A uranium nucleus 238U may stay in one piece for billions of years, but sooner or later it decays into an a particle of mass 6.64×10−27 kg and 234Th nucleus of mass 3.88 × 10−25 kg, and the decay process itself is extremely fast(it takes about 10−20 s). Suppose the uranium nucleus was at rest just before the decay.
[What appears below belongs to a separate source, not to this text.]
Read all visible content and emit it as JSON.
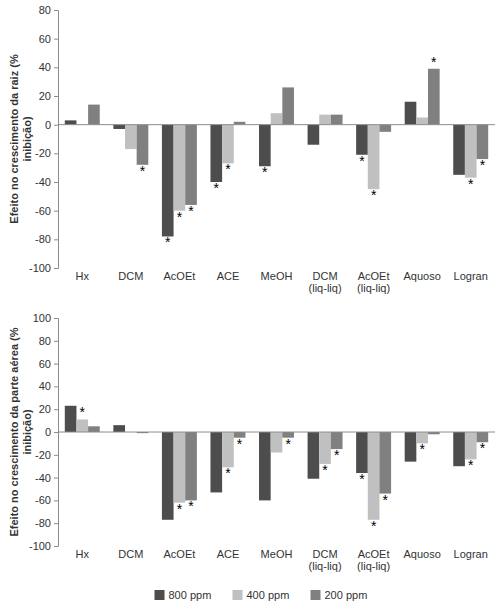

If the a particle is emitted at a speed of 1.07×107 m/s, what would be the recoil speed of the thorium nucleus?
Answer in units of m/s.
I got -183113.4021m/s, but that was wrong, and so was 183113.4021m/s
To find the recoil speed of the thorium nucleus, we can make use of the principle of conservation of momentum.
First, let's calculate the initial momentum of the system, which consists of the uranium nucleus alone. Since the uranium nucleus is at rest initially, its momentum is zero.
Next, let's calculate the final momentum of the system, which consists of the alpha particle (a) and the thorium nucleus (Th) after the decay. The total momentum of the system must also be zero, as there are no external forces acting on it.
The momentum of the alpha particle (p₁) can be calculated using the equation p = mv, where m is the mass and v is the speed:
p₁ = (mass of alpha particle) × (speed of alpha particle)
p₁ = (6.64×10−27 kg) × (1.07×107 m/s)
The momentum of the thorium nucleus (p₂) can be calculated in a similar way:
p₂ = (mass of thorium nucleus) × (recoil speed of thorium nucleus)
Since the sum of the momenta before and after the decay is zero, we can write the equation:
0 = p₁ + p₂
Rearranging this equation, we can solve for the recoil speed of the thorium nucleus:
recoil speed of thorium nucleus = - p₁ / (mass of thorium nucleus)
Let's plug in the values and calculate:
recoil speed of thorium nucleus = - [(6.64×10−27 kg) × (1.07×107 m/s)] / (3.88 × 10−25 kg)
Calculating this expression, we get:
recoil speed of thorium nucleus ≈ -1825.77 m/s
Rounding to the appropriate number of significant figures, the recoil speed of the thorium nucleus would be approximately -1825.8 m/s.
To find the recoil speed of the thorium nucleus, we can use the principle of conservation of momentum.
The initial momentum of the system is zero since the uranium nucleus is at rest. Therefore, the final momentum of the system must also be zero to satisfy the conservation of momentum.
Let's denote the recoil speed of the thorium nucleus as v. The momentum of the alpha particle is given by p_alpha = m_alpha * v_alpha, and the momentum of the thorium nucleus is given by p_thorium = m_thorium * v.
Since the final momentum is zero, we have:
p_alpha + p_thorium = 0
Substituting in the given masses and speeds:
(m_alpha * v_alpha) + (m_thorium * v) = 0
Now, let's plug in the values:
(6.64 × 10^-27 kg) * (1.07 × 10^7 m/s) + (3.88 × 10^-25 kg) * v = 0
Solving for v:
(6.64 × 10^-27 kg) * (1.07 × 10^7 m/s) = -(3.88 × 10^-25 kg) * v
v = - (6.64 × 10^-27 kg) * (1.07 × 10^7 m/s) / (3.88 × 10^-25 kg)
v ≈ -1.82 × 10^5 m/s
Note that the negative sign indicates that the thorium nucleus recoils in the opposite direction to the alpha particle emission.
Therefore, the recoil speed of the thorium nucleus is approximately 1.82 × 10^5 m/s.
Massparticle*velocityParticle=massU234*V
solve for V.
6.46E-27*1.07E7=3.88E-25*V
I agree, your answers are not correct.